For a device or solution to become a complex intervention it must be used beyond the purposes for which it was initially provided. In this sense, a lighting device is not used merely for circadian entrainment but rather for cognitive stimulation, mobilization or weaning from mechanical ventilation. User interaction with a LED-ceiling, for example, through tablet software, can be used to provide cognitive training or simple games to stimulate the patient. This has been shown to improve cognitive performance in different contexts.[154]

The potential addition of an integrated movement sensor into the gaming interface could help promote mobility of patients outside of direct interventions by nursing staff or physiotherapists. Patients could target specific point on the ceiling or interact with a projection of natural surroundings. In these scenarios, a single device or room intervention connects to other elements within the environment in a way that makes a multicomponent concept even more effective.

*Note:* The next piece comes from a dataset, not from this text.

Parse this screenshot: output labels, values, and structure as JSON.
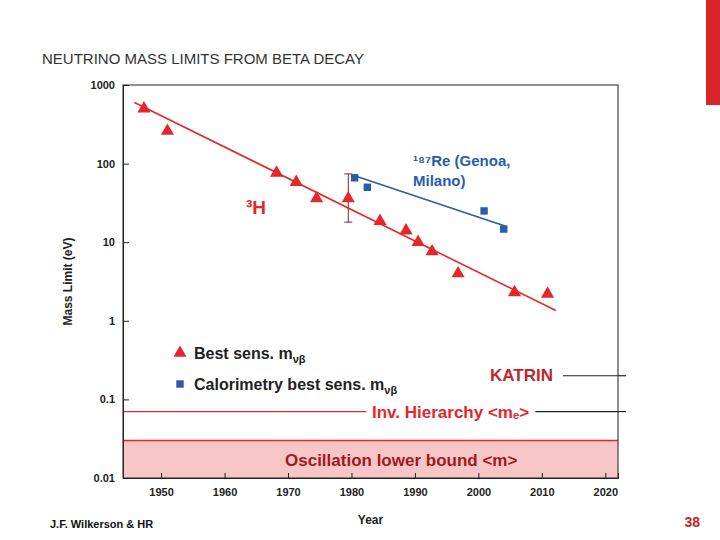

One key challenge is the heterogeneity of the ICU population, which makes a "one-size-fits-all" solution unlikely to be useful. Therefore, developing specific environmental parameters that can be individualized to meet specific patient requirements might be a critical element for future research. The possibilities of such solutions, namely, to transform the patient environment into some active therapeutic agent, are promising and subject of further research.